Pada hari Senin, telah terjadi gempa bumi berkekuatan 7,8 SR di Turki selatan, yang mengakibatkan tewasnya 1.000 orang lebih, menurut laporan CNN. Gempa bumi yang terjadi di Turki selatan itu terasa hingga ke Siprus, Lebanon, dan Suriah, menghancurkan puluhan bangunan dan memicu pencarian para korban di bawah puing-puing jalanan yang tertutup salju.
Dilansir dari reuters.com, pihak berwenang di Turki telah mengirimkan tim penyelamat serta pesawat-pesawat yang membawa bantuan berupa persediaan ke wilayah sekitar Kahramanmaras, seraya mengumumkan “alarm level 4” untuk meminta bantuan internasional.
Para pejabat menyatakan bahwa saat ini jumlah korban tewas setidaknya 23 orang di wilayah Malatya, 17 orang di Sanliurfa, enam orang di Diyarbakir, dan lima orang di Osmaniye. Media pemerintah mengungkapkan bahwa sekitar 42 orang tewas di seberang perbatasan Suriah.

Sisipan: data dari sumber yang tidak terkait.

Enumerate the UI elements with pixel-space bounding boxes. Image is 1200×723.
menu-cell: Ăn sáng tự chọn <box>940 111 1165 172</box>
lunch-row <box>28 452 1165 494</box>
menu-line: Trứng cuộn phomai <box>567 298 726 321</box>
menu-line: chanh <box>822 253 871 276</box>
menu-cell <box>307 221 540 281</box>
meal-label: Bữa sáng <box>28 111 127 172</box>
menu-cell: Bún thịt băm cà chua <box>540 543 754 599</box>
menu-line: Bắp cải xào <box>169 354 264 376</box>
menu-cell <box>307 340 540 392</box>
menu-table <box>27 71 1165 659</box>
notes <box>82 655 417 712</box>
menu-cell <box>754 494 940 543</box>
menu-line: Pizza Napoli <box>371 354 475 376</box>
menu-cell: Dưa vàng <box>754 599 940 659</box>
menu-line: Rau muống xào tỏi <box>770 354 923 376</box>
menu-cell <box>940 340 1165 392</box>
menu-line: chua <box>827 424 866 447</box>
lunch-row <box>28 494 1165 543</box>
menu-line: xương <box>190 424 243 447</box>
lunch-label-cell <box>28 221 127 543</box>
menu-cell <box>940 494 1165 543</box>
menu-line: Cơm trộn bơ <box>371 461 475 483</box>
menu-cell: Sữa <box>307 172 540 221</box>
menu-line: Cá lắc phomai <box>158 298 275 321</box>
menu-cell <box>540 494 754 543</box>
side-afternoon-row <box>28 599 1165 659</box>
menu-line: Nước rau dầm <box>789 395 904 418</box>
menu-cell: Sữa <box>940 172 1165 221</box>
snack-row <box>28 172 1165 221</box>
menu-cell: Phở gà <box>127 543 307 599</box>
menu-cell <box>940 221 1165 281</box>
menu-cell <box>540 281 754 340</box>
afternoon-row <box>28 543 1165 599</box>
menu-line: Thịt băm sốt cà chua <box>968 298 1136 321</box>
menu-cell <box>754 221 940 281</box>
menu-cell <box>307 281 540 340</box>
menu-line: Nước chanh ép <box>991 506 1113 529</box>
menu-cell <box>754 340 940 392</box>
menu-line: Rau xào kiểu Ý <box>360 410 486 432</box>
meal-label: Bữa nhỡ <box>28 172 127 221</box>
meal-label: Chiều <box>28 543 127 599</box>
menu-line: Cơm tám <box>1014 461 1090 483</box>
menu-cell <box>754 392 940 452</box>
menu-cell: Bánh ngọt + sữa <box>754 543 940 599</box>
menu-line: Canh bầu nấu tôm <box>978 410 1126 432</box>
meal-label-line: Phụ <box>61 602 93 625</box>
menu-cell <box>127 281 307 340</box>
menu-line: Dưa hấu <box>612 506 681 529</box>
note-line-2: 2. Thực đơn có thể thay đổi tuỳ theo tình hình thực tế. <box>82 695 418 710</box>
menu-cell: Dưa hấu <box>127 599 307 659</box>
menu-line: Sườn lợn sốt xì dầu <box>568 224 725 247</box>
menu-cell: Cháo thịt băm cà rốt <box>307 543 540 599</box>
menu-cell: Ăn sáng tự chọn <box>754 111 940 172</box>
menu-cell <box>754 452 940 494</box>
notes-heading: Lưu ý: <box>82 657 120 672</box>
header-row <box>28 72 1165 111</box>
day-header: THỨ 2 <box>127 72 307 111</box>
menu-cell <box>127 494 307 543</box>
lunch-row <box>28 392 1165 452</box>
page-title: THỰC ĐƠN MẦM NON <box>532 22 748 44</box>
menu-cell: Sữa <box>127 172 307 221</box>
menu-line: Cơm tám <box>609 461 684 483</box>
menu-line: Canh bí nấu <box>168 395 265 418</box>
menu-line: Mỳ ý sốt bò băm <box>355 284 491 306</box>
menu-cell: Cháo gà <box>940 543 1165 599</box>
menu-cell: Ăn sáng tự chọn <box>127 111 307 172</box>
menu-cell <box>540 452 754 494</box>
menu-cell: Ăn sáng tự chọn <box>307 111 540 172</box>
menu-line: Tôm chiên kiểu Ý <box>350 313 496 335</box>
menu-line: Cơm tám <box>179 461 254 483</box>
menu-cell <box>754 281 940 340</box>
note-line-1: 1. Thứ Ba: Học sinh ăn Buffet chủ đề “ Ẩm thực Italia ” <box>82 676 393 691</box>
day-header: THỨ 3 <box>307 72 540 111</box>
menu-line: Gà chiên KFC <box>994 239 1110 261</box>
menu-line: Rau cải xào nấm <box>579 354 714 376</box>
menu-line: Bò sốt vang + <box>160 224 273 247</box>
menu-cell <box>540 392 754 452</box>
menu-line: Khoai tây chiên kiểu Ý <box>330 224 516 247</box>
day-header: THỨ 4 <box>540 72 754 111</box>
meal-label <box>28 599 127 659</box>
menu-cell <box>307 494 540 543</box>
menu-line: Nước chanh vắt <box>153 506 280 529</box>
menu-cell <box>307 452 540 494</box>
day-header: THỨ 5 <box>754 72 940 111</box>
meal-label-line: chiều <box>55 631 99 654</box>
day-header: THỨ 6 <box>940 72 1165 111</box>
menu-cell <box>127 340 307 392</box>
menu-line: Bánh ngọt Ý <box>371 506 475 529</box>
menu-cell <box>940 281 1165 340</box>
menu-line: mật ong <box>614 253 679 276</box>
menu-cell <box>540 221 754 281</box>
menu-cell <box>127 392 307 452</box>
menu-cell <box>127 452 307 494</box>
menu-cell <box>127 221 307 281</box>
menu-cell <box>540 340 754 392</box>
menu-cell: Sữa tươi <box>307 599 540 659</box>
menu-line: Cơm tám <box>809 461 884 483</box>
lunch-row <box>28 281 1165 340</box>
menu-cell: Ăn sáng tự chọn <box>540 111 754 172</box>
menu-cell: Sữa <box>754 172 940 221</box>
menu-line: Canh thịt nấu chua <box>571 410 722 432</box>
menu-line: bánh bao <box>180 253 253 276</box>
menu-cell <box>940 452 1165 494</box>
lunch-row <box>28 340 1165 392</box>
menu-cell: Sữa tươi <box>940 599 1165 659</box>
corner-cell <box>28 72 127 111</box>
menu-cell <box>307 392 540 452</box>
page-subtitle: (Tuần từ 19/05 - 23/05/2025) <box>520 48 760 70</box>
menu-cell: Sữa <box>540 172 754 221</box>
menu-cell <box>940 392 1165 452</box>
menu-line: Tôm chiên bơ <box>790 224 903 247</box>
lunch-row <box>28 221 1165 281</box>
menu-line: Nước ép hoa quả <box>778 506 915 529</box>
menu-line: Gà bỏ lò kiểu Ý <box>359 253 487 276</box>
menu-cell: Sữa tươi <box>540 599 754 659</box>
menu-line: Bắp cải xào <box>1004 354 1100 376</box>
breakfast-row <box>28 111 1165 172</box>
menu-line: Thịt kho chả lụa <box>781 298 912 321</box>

Erdem, seorang warga yang tinggal di wilayah Gaziantep, Turki, yang menolak untuk memberitahukan namanya, mengatakan, “saya tidak pernah merasakan hal seperti ini selama 40 tahun saya hidup.”
Ia menambahkan bahwa saat itu masih sangat gelap untuk melihat kerusakan-kerusakan apa yang telah terjadi.
Melalui telepon, Erdem menyampaikan, “semua orang duduk di dalam mobil mereka, atau mencoba mengemudi ke tempat terbuka yang jauh dari bangunan.” “Saya membayangkan tidak ada seorang pun di Gaziantep yang berada di rumah mereka sekarang.”
Menurut salah seorang saksi Reuters di Diyarbakir, melaporkan, guncangan gempa berlangsung sekitar satu menit dan telah menghancurkan jendela-jendela.
Diketahui Diyarbakir memiliki jarak sekitar 350 kilometer ke arah timur, yang dimana seorang pejabat keamanan mengungkapkan bahwa sekitar 17 bangunan telah runtuh.
Pejabat setempat juga menyampaikan sekitar 16 bangunan di Sanliurfa dan 34 bangunan di Osmaniye hancur akibat gempa bumi tersebut.
Suleyman Soylu, selaku Menteri Dalam Negeri, memberikan pernyataan kepada wartawan, bahwa, “tugas utama kami adalah melakukan pencarian dan penyelamatan dan untuk melakukan itu semua tim kami dalam keadaan siaga.”
Getaran gempa dikabarkan juga terasa semalaman di Ankara, berjarak 460 kilometer barat laut dari pusat gempa, serta di wilayah Siprus, yang dimana pihak kepolisian melaporkan tidak adanya kerusakan di daerah tersebut.
Kepala badan bantuan Bulan Sabit Merah Turki, Kerem Kinik, yang mengumumkan seruan untuk donor darah, mengatakan kepada Haberturk, bahwa, “gempa bumi terjadi di wilayah yang kami takutkan. Ada kerusakan serius yang meluas.”